Die Variante des in Mexiko gesprochenen Spanisch gilt als leichter zu verstehen und zu erlernen. In Mexiko wird nämlich in aller Regel etwas langsamer und deutlicher artikuliert gesprochen als in der übrigen spanisch-sprachigen Welt. Eine weitere Besonderheit in Mexiko ist, dass hier neben Spanisch noch viele weitere Sprachen der indigenen Ur-Bevölkerung des Landes gesprochen werden und all diese Sprachen im Lauf der Zeit auch Einfluss auf das Spanische genommen haben.

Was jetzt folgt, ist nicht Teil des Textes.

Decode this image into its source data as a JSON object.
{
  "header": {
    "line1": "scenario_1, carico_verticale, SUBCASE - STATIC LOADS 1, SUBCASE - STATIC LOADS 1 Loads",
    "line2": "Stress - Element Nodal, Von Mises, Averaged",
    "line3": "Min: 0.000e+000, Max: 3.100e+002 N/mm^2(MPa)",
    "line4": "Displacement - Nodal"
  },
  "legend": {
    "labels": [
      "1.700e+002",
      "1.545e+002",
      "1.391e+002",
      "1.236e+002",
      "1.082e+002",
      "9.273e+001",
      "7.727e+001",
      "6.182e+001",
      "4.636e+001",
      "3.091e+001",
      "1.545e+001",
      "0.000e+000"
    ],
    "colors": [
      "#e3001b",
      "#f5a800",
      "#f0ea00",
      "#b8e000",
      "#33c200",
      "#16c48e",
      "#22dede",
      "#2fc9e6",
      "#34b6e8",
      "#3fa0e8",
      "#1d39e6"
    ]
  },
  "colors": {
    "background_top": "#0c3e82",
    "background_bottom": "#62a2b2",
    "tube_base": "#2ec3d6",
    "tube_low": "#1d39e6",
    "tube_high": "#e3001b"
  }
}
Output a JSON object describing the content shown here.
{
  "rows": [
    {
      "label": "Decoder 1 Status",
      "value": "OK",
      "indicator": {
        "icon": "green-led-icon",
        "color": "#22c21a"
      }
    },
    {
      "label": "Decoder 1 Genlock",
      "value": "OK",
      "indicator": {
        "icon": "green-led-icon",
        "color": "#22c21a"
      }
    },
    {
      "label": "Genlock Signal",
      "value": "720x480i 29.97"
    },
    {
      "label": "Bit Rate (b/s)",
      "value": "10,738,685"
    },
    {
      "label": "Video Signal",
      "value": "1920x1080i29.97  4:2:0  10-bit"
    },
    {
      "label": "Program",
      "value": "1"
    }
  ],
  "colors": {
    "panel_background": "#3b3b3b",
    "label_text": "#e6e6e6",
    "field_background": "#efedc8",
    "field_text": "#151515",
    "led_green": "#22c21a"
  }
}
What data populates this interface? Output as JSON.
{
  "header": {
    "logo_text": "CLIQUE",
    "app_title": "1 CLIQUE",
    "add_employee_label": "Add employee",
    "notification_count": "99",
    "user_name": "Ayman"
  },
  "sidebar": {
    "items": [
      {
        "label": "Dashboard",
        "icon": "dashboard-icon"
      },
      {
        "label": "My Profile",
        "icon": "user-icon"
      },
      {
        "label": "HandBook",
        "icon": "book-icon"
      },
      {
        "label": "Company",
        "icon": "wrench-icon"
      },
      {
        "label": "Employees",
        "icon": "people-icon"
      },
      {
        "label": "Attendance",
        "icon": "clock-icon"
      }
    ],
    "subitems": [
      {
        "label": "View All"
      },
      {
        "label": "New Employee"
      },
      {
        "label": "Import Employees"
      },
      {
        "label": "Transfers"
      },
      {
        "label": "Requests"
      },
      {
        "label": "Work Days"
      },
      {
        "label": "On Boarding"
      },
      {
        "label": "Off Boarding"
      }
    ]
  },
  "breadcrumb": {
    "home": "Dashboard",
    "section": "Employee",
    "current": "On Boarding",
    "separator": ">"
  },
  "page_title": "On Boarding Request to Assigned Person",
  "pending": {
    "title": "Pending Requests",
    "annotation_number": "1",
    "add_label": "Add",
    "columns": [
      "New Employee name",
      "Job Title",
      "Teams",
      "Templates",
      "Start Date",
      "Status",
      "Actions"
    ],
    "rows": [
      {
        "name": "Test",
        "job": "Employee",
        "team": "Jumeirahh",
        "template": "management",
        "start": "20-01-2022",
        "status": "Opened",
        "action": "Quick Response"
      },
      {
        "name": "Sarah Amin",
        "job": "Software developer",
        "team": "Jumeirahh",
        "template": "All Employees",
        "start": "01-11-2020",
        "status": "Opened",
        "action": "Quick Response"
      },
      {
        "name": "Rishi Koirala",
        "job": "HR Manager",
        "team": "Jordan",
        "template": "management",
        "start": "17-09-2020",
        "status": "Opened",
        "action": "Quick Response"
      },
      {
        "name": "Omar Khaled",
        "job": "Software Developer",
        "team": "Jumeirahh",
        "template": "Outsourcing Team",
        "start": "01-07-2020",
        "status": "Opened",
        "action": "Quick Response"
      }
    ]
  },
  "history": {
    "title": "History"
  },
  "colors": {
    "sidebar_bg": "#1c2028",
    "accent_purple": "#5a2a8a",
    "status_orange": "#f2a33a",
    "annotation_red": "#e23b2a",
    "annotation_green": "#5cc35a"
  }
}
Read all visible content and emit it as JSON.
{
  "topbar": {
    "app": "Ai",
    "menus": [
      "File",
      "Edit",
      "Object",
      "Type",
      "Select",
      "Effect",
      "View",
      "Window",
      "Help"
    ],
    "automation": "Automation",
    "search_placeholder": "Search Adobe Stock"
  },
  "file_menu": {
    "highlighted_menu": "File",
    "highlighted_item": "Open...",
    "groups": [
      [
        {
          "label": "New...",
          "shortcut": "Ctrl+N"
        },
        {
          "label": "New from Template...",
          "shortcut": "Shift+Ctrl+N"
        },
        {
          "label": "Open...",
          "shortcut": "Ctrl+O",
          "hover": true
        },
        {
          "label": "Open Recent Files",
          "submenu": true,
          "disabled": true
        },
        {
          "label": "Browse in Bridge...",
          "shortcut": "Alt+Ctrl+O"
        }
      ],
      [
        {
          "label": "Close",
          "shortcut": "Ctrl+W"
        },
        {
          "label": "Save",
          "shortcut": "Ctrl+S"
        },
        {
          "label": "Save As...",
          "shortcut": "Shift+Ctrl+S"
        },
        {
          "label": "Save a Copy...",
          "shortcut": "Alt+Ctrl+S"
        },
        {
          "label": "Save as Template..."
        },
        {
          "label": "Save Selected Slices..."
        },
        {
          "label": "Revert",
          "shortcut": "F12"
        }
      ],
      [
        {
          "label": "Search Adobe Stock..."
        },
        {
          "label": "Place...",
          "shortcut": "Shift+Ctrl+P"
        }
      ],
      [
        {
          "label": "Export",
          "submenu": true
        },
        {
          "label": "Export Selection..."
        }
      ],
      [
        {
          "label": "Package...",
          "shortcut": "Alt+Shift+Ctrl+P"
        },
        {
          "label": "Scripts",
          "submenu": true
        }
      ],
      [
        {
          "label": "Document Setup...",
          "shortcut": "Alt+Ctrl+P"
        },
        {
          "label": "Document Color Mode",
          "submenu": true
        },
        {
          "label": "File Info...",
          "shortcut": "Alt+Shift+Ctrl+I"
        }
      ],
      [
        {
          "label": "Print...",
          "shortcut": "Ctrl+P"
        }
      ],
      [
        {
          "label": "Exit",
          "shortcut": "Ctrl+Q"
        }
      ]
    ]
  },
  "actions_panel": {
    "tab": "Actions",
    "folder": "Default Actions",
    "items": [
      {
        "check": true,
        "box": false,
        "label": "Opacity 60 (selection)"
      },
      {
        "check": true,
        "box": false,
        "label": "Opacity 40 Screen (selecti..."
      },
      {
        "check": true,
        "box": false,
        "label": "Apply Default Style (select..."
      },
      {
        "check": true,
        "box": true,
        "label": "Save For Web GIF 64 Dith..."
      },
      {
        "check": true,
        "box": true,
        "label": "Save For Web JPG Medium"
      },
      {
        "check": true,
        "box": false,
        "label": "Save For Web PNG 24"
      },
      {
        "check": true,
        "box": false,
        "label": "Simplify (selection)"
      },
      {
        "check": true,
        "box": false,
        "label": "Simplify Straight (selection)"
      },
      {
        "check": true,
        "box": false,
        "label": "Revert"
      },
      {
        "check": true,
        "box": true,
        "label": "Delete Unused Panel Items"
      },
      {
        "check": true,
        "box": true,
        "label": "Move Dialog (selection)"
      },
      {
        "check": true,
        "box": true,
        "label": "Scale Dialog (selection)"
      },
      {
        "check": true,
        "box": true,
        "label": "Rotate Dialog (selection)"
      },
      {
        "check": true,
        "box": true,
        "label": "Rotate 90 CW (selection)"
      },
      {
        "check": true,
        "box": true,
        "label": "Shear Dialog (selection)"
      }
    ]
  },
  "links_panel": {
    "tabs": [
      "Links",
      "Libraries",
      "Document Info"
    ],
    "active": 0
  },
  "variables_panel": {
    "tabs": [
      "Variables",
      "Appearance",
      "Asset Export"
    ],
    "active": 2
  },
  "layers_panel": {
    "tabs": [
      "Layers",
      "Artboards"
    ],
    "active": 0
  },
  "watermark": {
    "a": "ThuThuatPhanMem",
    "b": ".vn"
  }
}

Für viele Ausdrücke im Bereich der Botanik, des Alltags und der Küche hat man Wörter und Ausdrücke aus den indigenen Sprachen übernommen.
In der jüngsten Vergangenheit hat außerdem vor allem der Einfluss der englischen Sprache auf das mexikanische Spanisch durch den nördlichen Nachbarn, die Vereinigten Staaten, deutlich zugenommen. Vor allem viele junge Leute bedienen sich häufig sogenannter Anglizismen.